Everyone’s first hand experience should just be ignored.
Thousands of years of martial combat end up meaningless because the UFC came out on TV 13 years ago.
I agree with your broad thrust here, but since some of us are nitpicking about science:
Wing Chun isn’t thousands of years old. A few hundred, more like it.
First hand and anecdotal evidence are not scientific proof. And many TCMA anecdotes are the subject of monstrous exaggeration, along the lines of Bruce Lee supposedly ripping a challenger’s heart out of his chest and showing it to him before the challenger died.
One of the problems of applying “science” to fighting is that it is probabilistic, not deterministic. Technique and training can move the odds in your favour, but it all still remains a gamble. Victory is never guaranteed, and that is why fights are best avoided.
“I returned, and saw under the sun, that the race is not to the swift, nor the battle to the strong, neither yet bread to the wise, nor yet riches to men of understanding, nor yet favour to men of skill; but time and chance happeneth to them all.”

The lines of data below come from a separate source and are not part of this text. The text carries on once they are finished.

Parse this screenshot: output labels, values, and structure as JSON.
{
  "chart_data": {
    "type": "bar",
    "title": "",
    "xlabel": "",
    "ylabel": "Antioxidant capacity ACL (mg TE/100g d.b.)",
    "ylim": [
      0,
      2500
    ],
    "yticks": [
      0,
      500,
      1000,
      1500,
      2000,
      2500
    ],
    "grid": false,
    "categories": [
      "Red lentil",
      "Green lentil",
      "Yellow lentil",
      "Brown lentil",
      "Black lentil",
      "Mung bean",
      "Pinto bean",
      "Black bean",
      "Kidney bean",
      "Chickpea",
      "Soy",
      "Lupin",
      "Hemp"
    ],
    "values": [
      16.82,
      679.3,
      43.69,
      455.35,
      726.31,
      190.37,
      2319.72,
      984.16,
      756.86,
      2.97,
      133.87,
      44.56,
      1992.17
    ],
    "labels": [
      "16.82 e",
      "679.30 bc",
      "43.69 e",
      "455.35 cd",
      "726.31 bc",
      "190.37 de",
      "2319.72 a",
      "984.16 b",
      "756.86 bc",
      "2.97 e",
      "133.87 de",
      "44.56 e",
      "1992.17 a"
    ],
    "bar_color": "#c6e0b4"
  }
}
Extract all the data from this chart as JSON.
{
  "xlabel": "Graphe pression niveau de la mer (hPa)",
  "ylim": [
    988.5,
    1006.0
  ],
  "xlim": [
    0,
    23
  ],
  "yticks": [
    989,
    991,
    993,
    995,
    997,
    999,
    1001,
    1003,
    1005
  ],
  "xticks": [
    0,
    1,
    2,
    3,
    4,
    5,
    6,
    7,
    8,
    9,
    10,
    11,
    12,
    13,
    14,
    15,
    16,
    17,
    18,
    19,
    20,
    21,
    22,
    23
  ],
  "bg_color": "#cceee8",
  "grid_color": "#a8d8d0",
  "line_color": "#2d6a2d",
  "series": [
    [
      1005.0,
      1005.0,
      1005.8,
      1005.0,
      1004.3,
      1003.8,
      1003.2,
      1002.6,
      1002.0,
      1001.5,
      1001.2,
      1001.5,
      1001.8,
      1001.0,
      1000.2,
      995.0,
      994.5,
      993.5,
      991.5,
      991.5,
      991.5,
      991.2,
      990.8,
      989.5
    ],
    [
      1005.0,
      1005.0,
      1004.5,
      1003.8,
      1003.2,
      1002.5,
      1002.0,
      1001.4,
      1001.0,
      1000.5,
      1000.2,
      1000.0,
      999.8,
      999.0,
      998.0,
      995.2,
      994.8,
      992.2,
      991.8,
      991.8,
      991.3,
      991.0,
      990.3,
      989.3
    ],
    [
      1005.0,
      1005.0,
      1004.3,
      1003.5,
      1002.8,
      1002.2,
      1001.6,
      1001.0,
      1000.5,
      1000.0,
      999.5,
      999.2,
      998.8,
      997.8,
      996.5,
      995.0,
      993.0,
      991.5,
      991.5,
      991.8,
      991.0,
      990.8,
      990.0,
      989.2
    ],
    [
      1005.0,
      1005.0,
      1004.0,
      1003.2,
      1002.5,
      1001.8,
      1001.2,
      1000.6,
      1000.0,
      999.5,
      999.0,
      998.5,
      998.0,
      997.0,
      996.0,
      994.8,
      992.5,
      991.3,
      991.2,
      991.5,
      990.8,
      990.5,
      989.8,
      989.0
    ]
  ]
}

While sportfighting is not a perfect laboratory for comparison of the effectiveness of styles, it IS closely observed by many, many people, and thus (more) difficult to “spin”, and about as close as you can get - legally - to real hand to hand combat.
The “not real because there are rules” argument doesn’t fly. If there REALLY were no rules, all my fights are going to be victory by shotgun blast while my opponent is getting out of his car. Why *****foot around with this “honourable” sh*t?